Please do not buy a saw based on brand alone. It doesn't take a lot of deep thinking to realize how silly that is. All saw manufacturers that make professional grade saw have models that are good, great, and some lousy. You really should base your decision on the intended use, and then select the cc range you want, and then see if that fits in your price range. Once you zero in on that criteria THEN, start looking at the individual models in that cc range and try to buy the model that you believe is the best. Don't let the whole ford vs chevy mentality bog you down.
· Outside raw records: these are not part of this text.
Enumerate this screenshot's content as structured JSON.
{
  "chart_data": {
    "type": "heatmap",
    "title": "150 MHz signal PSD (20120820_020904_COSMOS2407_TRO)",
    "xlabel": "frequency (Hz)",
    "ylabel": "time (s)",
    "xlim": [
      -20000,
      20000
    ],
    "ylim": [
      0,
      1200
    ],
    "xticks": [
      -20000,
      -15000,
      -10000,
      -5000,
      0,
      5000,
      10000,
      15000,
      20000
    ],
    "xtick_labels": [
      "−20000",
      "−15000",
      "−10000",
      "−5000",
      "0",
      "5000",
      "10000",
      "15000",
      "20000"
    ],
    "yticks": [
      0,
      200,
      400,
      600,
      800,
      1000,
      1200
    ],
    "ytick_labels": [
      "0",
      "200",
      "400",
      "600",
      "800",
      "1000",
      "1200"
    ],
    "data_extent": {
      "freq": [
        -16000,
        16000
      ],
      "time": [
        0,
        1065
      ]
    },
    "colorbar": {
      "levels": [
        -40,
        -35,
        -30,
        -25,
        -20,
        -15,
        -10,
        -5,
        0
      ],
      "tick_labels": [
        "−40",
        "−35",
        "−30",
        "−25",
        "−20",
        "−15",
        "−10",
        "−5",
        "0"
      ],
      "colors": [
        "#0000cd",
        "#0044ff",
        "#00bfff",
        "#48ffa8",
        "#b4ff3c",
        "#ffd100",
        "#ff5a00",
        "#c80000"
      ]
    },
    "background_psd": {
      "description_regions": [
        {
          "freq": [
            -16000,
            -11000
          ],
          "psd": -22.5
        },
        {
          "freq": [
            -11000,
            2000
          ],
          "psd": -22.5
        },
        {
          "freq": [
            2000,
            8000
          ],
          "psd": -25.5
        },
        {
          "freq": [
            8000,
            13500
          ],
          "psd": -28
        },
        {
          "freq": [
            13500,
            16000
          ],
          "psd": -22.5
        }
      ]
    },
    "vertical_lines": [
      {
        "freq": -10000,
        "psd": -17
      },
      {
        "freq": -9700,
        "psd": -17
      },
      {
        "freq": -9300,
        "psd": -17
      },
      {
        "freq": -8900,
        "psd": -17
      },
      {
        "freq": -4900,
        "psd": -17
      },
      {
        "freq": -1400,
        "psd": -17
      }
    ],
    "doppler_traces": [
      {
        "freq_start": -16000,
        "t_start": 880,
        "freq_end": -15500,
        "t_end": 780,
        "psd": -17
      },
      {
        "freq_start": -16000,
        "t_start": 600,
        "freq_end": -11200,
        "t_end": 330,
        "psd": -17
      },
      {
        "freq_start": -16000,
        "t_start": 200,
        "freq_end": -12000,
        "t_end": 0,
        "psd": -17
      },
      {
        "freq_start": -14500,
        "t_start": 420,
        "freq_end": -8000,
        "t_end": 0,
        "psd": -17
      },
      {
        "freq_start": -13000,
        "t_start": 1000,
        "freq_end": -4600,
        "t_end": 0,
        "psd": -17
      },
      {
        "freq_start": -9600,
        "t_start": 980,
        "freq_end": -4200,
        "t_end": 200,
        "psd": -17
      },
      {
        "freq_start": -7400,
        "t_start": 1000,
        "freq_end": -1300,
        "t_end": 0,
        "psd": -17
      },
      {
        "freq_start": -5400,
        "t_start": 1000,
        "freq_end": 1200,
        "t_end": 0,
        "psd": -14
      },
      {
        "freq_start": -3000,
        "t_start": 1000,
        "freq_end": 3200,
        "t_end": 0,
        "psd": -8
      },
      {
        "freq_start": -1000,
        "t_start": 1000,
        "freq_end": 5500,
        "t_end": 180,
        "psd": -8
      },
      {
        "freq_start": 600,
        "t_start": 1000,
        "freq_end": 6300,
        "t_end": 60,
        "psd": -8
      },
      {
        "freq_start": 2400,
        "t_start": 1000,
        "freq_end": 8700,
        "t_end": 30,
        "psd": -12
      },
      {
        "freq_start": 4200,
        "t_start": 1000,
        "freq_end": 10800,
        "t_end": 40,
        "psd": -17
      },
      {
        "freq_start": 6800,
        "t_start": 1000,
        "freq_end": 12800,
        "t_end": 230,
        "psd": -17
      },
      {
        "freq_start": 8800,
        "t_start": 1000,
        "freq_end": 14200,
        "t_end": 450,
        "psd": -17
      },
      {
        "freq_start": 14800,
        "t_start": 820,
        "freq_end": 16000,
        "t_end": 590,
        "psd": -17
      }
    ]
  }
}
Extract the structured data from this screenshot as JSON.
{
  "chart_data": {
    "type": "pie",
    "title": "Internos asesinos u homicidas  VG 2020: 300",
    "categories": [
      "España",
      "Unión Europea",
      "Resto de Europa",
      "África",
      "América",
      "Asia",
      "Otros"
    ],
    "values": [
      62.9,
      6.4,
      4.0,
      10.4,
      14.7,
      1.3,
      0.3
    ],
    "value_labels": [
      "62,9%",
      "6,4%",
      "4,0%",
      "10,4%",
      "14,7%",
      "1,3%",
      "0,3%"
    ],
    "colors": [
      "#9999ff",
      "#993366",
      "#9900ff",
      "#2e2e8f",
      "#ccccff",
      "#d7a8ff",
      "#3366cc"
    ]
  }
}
You have a brain - use it.


----------



## jimmyjames (Apr 26, 2013)

I would love to have an old 090 but I would like to buy something new with a warranty, I have bought a lot of used stuff in the past and some lasted and some didn't, basically a crap shoot especially with used chainsaws, most used homeowners saws are trash just because they don't take care of them, the bigger saws you would think they would take care of them but the local used saws I have looked at were beat up and all had clutch and brake problems and who knows how much wear is in the cylinder... and getting opinions on the 880 versus the 3120 is a challenge since most people don't own both saws to compare them side by side , I have a lot of homework to do on these, I've price out both saws and with a 42" bar both are around $1,800. I need to price them with bigger bars since purchasing large bars desperately is way more expensive then getting it with the saw and then buying a smaller bar.

Reactions: Informative 1


----------



## jimmyjames (Apr 26, 2013)

Tomorrow I'm going to go play with my sawmill guys 880, it has a 36" bar on it and I will see how it feels, I have seen a 3120 in action at the walnut log company, they use it for bucking logs in the yard before milling and sports what I think is a 42" bar or so. Still a lot of homework to do.....


----------



## HomeBody (May 1, 2013)

There's a guy on the Woodworking forum named Jason Fore that mills huge slabs. He has an Alaskan (I think, or homemade?) with 2 heads. You'd need another person but it looks like you wouldn't have much limit as to size. Here's pics of Fore milling and a walnut crotch with his rig. Gary
[attachment=24148]
[attachment=24149]


----------



## jimmyjames (May 1, 2013)

Dang for the money he has in 2 880's and the cs2 Alaskan mill he could have gotten a nice used band mill. But then again he wouldn't be able to slab 5'+ monsters


----------